- On ne devient grand qu’en mesurant la petitesse de sa douleur.
- La douleur embellit l’écrevisse.
- Chaque nuit, quand je vais au lit, j’espère ne jamais me réveiller, et chaque matin renouvelle ma douleur.
- La douleur est la racine de la connaissance.
- Le pire de tout c’est l’habitude. L’homme perd son humanité et l’énormité de la douleur d’autrui ne compte plus pour lui.
- Celui qui cultive son plaisir récolte une douleur profonde.
- A celui qui n’a jamais souffert, l’amour offre un beau baptême de la douleur.
- J’ai plus peur d’échouer, noyé dans des larmes de douleur.
- Adieu, toi que j’ai tant aimée, que j’aime tant encore, toi qui as rempli pour jamais ma vie d’amour et de douleur. Adieu, je pleure en écrivant ce mot. Adieu... Adieu !...
- Comme le soleil ne pourrait retirer aux hommes sa lumière sans répandre sur le reste de leurs jours la douleur et la tristesse, ainsi, depuis que les guerriers ne sont plus, de honteuses ténèbres enveloppent l’antique gloire des Hellènes.
- Il y a dans la douleur une pureté infatigable, la même que dans la joie, et cette pureté est en route dessous les tonnes d’imaginaire congelé.
- Souviens-toi que la douleur élève les âmes vraiment grandes et que ce n’est que le vulgaire qu’elle rend méchant.
- Sans apprentissage de la douleur, le bonheur n’est pas solide.
- Qu’importe la douleur d’aujourd’hui puisqu’elle est le commencement d’autre chose !
- Raccommoder sa douleur avec des proverbes.

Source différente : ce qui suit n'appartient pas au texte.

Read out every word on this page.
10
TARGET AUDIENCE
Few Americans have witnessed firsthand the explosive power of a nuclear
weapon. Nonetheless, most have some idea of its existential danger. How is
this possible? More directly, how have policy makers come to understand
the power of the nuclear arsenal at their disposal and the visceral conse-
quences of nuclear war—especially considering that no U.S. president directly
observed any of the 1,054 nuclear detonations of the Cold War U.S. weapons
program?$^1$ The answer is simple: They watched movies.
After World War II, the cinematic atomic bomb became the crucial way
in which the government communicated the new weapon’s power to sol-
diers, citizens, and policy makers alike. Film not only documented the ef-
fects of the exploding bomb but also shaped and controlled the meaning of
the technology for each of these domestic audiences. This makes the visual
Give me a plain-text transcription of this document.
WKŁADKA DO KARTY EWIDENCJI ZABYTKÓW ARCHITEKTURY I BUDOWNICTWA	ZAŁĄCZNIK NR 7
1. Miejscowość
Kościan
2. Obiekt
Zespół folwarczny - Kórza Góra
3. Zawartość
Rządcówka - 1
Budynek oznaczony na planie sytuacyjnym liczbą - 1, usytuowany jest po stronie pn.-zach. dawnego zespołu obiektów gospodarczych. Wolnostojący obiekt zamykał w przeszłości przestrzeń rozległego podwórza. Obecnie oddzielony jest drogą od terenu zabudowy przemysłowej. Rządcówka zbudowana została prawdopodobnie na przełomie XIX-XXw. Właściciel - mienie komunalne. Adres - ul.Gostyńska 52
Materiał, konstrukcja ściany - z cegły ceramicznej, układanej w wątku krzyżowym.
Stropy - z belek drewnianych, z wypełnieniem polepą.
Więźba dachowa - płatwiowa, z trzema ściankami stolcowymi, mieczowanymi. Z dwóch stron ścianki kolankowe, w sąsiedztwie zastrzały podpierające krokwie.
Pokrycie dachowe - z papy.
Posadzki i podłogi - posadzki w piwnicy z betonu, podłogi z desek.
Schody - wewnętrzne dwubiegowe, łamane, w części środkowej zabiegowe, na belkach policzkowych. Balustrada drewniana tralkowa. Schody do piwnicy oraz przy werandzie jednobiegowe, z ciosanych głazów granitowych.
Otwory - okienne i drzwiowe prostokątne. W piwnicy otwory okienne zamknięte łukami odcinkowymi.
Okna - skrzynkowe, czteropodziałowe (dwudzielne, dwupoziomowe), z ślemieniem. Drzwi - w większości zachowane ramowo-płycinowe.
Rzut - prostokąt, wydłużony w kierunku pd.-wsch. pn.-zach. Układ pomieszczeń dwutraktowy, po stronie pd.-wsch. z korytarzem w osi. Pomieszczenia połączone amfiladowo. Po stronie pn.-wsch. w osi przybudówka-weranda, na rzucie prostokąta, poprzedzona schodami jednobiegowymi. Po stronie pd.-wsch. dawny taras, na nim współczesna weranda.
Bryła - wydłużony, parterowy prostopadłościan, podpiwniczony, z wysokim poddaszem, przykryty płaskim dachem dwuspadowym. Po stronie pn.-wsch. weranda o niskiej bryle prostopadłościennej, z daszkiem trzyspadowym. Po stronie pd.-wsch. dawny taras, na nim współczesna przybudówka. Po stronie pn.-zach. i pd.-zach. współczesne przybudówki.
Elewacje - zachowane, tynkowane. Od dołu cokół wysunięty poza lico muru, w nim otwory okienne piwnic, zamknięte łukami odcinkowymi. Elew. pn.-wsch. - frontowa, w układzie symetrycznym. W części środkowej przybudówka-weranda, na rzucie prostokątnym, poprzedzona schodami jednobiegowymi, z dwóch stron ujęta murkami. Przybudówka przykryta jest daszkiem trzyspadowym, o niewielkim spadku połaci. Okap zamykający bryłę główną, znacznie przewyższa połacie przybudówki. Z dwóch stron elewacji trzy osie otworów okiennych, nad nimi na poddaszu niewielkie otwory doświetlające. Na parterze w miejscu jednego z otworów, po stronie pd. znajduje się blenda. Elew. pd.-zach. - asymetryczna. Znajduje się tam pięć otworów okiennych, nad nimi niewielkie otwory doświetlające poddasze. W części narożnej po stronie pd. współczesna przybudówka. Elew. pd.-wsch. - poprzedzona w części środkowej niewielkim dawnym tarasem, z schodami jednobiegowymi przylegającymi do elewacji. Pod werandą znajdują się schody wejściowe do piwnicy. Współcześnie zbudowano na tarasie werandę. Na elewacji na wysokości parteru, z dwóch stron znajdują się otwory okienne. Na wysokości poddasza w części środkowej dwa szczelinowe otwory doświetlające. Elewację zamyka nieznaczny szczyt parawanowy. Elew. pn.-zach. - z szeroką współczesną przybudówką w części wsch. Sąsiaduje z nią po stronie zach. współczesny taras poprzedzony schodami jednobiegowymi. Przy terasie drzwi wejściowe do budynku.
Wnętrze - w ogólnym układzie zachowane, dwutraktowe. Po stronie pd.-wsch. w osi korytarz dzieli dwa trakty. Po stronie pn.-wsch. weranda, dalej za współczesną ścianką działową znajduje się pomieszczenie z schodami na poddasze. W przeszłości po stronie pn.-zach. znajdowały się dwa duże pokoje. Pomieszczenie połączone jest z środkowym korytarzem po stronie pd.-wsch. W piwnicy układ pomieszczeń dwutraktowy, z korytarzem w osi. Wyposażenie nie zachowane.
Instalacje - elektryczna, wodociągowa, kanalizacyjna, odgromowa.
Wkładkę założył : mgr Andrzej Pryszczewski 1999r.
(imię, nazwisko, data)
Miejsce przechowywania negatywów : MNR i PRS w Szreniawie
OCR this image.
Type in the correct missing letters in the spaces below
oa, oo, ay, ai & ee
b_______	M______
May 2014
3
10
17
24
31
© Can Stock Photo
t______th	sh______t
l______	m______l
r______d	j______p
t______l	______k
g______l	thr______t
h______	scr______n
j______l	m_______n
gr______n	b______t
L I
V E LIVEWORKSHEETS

- La collision amoureuse est l’irruption d’une verticalité dans le calme plat de l’existence; elle est douleur et jouissance, bourrasque et ressourcement, brûlure et parfum.
- La douleur suit les actes qui ne sont pas minutieusement passés au crible de la raison.
- La douleur d’un homme intelligent fait plus mal à voir que celle d’un imbécile.
- Moi qui viens de la douleur de vivre, je veux la vibration du gai.
- La malédiction s’est transformée en grâce lorsque la douleur s’est transformée en foi.
- Il n’est pire douleur que le souvenir du bonheur au temps de l’infortune.
- Homme, n’enfonce point ton chapeau sur tes yeux; fais parler ta douleur !
- On peut tout dominer : la douleur, la maladie, il n’y a que la mort qui vous échappe... Et encore !
- C’est pénible pour vous, et c’est pénible pour eux. Quand il s’agit d’un meurtre, on ne peut pas respecter la douleur. Ni la vie privée. Ni les sentiments personnels. Il faut poser les questions. Et il y en a qui blessent profondément.
- La douleur de la maladie fait supporter l’aigreur des médicaments.
- On peut voir le nécessaire, le comprendre, le vouloir, l’aimer même, tout en se sentant pénétré d’une douleur infinie.
- Les insectes piquent, non par méchanceté, mais parce que, eux aussi, veulent vivre; il en est de même des critiques; ils veulent notre sang et non pas notre douleur.
- Qui connaît sa douleur la décime. Mais qui connaît sa joie la décuple.
- Où s’arrête la personne, ses contours, ses limites, où commence ce qui en elle est bien plus qu’elle, la douleur dans sa voix, l’innocence dans ses yeux ?
- Ceux qui ont souffert, l’éventualité de la souffrance les fait souffrir autant que la douleur même.
- La douleur. Elle est patiente, mais quand elle vient c’est pour longtemps, ne la méprise pas.
- La douleur n’embellit que le coeur de la femme.
- Il n’y a pas de différence fondamentale entre l’homme et les animaux dans leur capacité à ressentir du plaisir et de la douleur, du bonheur et de la misère.
- Il n’est aucune sorte de sensation qui soit plus vive que celle de la douleur; ses impressions sont sûres, elles ne trompent point comme celles du plaisir.
- Il vaut mieux endurer patiemment une vive douleur que vous êtes seule a éprouver, que de commettre une action inconsidérée dont les fâcheuses conséquences s’étendraient a tous les vôtres.
- C’est le soir qui soulage Les esprits que dévore une douleur sauvage, le savant obstiné dont le front s’alourdit, et l’ouvrier courbé qui regagne son lit.
- Notre âme a plus de capacité pour le plaisir que pour la douleur. Une douleur violente fait taire tout sentiment agréable, tandis qu’un plaisir vif ne peut étouffer le sentiment d’une douleur violente.
- La contemplation soulage quelque peu du malheur. Plus on contemple, plus la douleur diminue.
- La douleur est le poison de la beauté.
- Il n’est pas de douleur plus grande que de se souvenir des jours heureux dans la misère.